受験生は、それぞれの条件を確認。こんなふうに考えたのではないだろうか。あくまでも僕の想像である。
前期
教科・科目がテーマ。科目名で間違えずにかけるのは何か。
thanを使って二つを比較する。
becauseを用いて理由を述べる。
後期
自分の「夢」は何か。かける表現は何があるか。
条件を表すif s+vの構文を使う。
forはどうするか。
ちなみに、模範解答(公開済情報)はこうなっている。(カッコ内は語数。赤字が必須語)
前期(56w)
My favorite subject is English.
I have studied English for three years.
I like Ms. Tanaka's English classes very much because we sometimes sing English songs.
My brother Takashi studied English in Australia for a year, and he speaks English better than me.
I want to go to a foreign country to learn English like him.
後期(62w)
My dream is to become a scientist.
I read a book about a famous scientist when I was very small.
I have been interested in him and his life very much since then.

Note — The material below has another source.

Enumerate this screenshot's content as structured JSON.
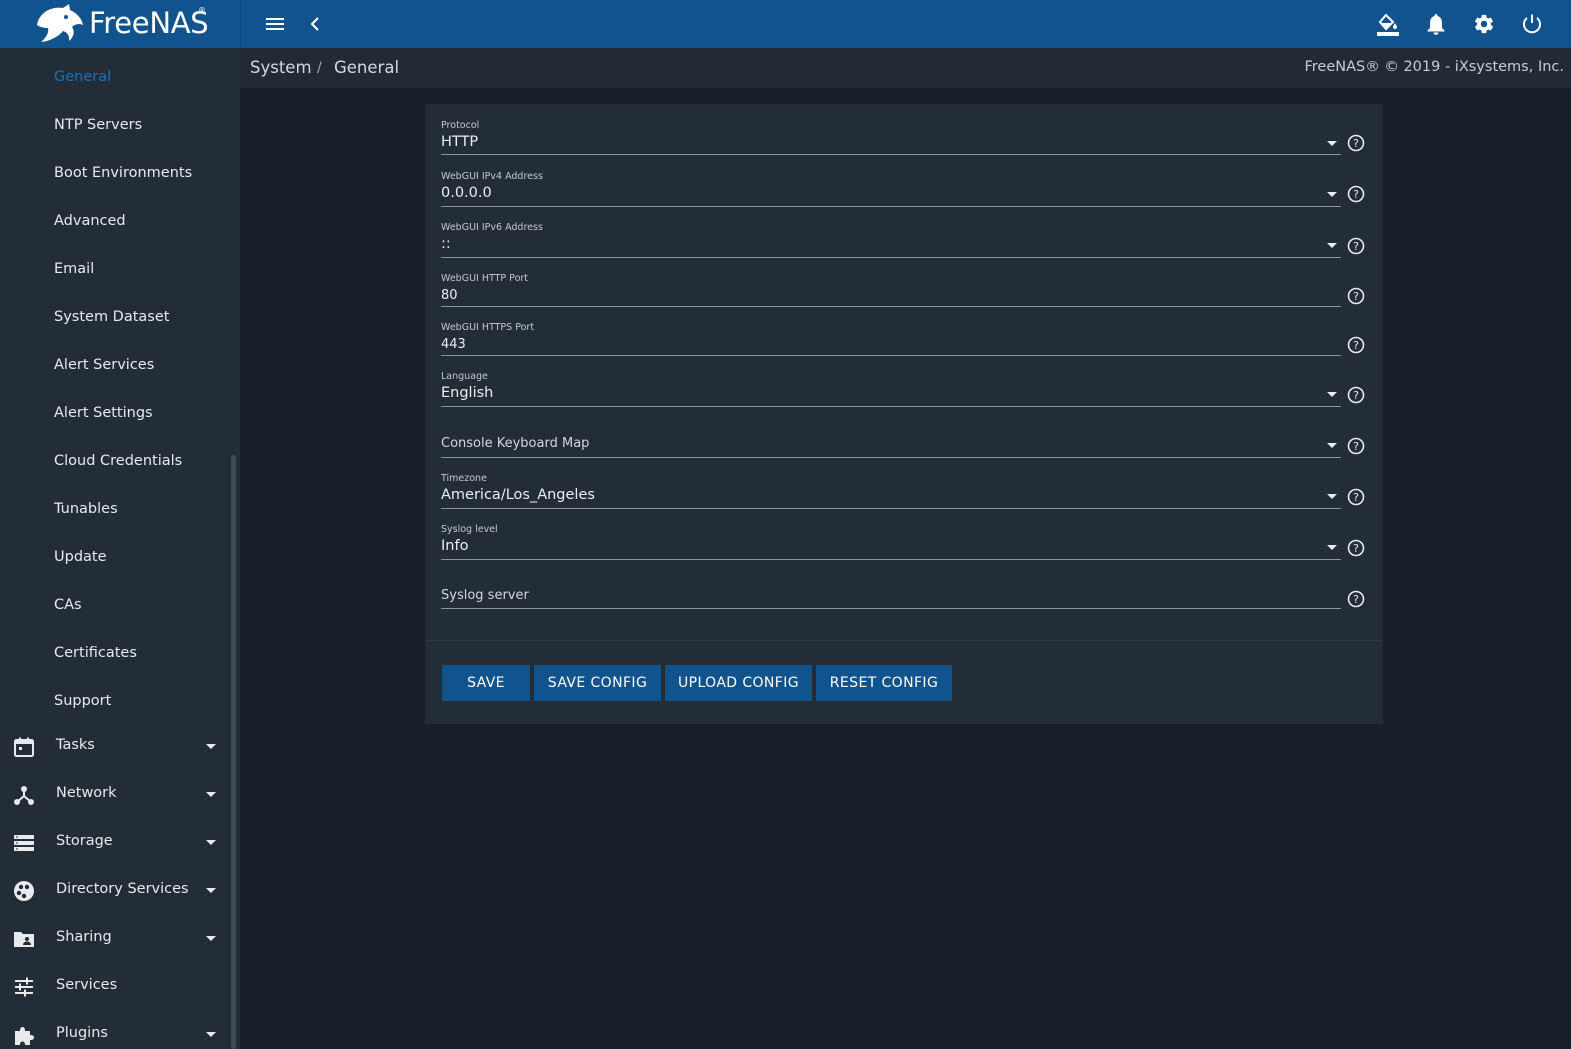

He did a lot of useful and wonderful things for people in the world.
If I become a scientist like him, I want to work for other people too.
模範解答を見ても、必須語をもれなく使い、「まとまった内容の文章」を「5文以上英文」で書くのは、難しいことがわかる。これを50分の学力検査(最後の問題)できちんとかける英語運用能力は、相当のものである。やはり前期も後期も、どちらも難しいと思う。
あえて前期と後期、どちらが難しいだろうと考えてみた。どちらがより高い英語運用能力が必要だろう。これは、後期だと思う。模範解答の語数比較でもわかることだが、模範解答ですら、前期よりも後期の方が6語も多くなっている。これは前期の模範解答の語数のおおよそ一割増しである。なぜこのようなことになるかというと、必須語の設定が、全部ではないが、原因であると思わざるを得ない。
日頃、勉強・科目ということを意識せざるを得ない受験生にとって、subjectやbecauseの方が、英文に組み込みやすい。書きやすいと思う。いろいろな意味で身近な存在の単語であり、自分なりのストーリーが作れる。後期の必須語である、夢(dream)や、条件節(if s+v,)を使うことの方が、より抽象的思考を必要とする。特に夢は、なかなか難しいのではないか。「夢を見れない時代」なんてことは言わないが、僕はやはり、後期の必須語の設定が厳しいと感じた。この結果、後期募集の問題の方が、より高い英語運用能力が必要(難しい)という結論になった。どうだろうか。
全県のデータはどうなるか。発表されたら、また、ブログに書こうと思う。